Back to School

It’s that time of year again.  The Target commercials have been full of children skipping with new backpacks and lunchboxes.  You’ve been contemplating if 5 cent folders will hold up for more than two weeks.  You’re all packed up and ready for new classes, new teachers, and new friends.  In honor of the kids in my area who go back to school this Monday, my blog post will be all about managing food allergies in school.

As a recent high school graduate, I’d like to think that I’ve mastered the art of dealing with food allergies during middle and high school.  For the most part, everything has stayed pretty easy to deal with as long as I’ve prepared myself to go off completely independent like I will be in college.  Since you are only in school for one meal each day, food allergies are not the most difficult to deal with, but there are still many other parts of high school that involve food that you will learn to navigate.

We’ll start off talking about the cafeteria situation.
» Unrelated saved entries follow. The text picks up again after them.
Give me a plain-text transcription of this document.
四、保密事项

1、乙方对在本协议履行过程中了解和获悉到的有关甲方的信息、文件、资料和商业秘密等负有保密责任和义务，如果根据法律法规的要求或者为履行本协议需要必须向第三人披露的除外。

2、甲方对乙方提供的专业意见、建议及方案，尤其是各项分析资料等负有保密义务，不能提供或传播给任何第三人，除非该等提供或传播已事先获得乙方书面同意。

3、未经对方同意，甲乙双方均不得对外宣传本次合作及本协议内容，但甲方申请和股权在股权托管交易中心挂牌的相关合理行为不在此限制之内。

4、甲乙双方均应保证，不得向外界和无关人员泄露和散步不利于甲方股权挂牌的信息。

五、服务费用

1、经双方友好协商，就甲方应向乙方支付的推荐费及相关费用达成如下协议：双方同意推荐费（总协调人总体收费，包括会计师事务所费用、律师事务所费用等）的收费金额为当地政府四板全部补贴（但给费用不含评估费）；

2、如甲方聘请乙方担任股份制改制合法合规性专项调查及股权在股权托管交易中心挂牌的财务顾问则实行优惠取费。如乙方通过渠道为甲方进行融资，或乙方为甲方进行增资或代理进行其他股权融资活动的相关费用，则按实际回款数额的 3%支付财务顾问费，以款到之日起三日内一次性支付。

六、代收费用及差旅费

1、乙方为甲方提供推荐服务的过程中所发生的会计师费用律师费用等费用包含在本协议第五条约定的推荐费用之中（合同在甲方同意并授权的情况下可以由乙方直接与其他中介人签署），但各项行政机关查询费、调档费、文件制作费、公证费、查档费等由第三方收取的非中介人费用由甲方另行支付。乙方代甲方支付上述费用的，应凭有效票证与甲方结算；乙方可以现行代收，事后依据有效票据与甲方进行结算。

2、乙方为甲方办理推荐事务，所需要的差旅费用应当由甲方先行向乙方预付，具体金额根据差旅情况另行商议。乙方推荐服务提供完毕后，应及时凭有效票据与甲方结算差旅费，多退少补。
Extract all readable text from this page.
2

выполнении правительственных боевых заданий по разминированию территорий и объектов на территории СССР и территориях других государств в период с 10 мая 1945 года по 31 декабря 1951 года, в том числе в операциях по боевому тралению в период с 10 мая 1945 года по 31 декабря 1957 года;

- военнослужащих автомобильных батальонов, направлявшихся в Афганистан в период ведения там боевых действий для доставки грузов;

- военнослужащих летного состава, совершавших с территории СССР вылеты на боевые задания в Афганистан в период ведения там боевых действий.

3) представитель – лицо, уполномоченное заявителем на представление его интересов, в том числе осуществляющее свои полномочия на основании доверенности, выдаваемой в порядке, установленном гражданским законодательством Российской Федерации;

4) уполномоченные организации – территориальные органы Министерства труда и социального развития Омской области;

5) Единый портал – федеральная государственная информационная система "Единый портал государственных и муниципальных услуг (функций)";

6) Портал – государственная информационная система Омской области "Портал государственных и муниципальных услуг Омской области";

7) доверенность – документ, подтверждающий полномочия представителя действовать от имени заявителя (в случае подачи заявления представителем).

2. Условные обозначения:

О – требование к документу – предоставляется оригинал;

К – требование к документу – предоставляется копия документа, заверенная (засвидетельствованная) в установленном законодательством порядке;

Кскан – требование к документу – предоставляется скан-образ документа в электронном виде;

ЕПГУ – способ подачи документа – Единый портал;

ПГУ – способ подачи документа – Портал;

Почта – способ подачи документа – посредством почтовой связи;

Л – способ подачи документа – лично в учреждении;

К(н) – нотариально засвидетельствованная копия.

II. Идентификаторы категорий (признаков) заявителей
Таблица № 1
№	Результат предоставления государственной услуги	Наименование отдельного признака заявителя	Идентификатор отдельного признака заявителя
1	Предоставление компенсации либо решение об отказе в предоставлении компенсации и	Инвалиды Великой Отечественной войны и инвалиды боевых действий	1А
I’ve always found it easiest for me to just pack my own lunch. Although it may be more convenient to walk up and buy a lunch in line with your friends, you will have a lot more responsibility for ensuring that you have a safe option on the menu that day, and that can be more work.  Some schools will let you look at all the ingredients at the beginning of the year so you can plan which days you want to buy, but companies change the ingredients in their products frequently so that can make it more challenging.  Besides, the stuff that you pack for yourself is guaranteed to be safer, and is probably healthier, tastier, and less cardboardy than the cafeteria food anyways.

Talk to your teachers about their snacking in class policy.  Especially in high school when the lunches ranged from first lunch at 10:14, to last lunch starting at 12:06, many teachers became lenient with allowing kids to eat during class.  If your teacher has a policy like this on their syllabus, SPEAK UP! It is not worth it to risk having traces of your allergen on your desk from the kid with last lunch who snacked on almonds during third period (you may want to wipe off your desk before each class anyways).  At my high school, our staff did a good job of putting posters on the door that outlined if the room was free from any particular foods for safety reasons.

Another common source of allergens are class parties.  Although you can always try to tell your class not to bring foods with your allergens, people without allergies don’t always know what to look for.  Don’t eat anything that did not come with a label or recipe (unless it’s a fruit tray).  Always bring for yourself to class parties just to make sure that you can feel included.  If you have time to bake something for your whole class that’s usually the best option because then you’ll be eating the same thing as everyone else.

The most important thing about dealing with your allergies in school is preparing for emergencies.  Find out your school’s policy about carrying your own EpiPen and Benadryl.  Most schools will let you carry it around with you once you hit middle school.  I remember in elementary school, the nurse kept all of our medications in her office, but there was a stock two-pack of EpiPens in the cafeteria as a precautionary measure.  It was still a lot more comforting, however when I was finally allowed to take it with me everywhere.  So as soon as your school allows, I would recommend carrying your own medications.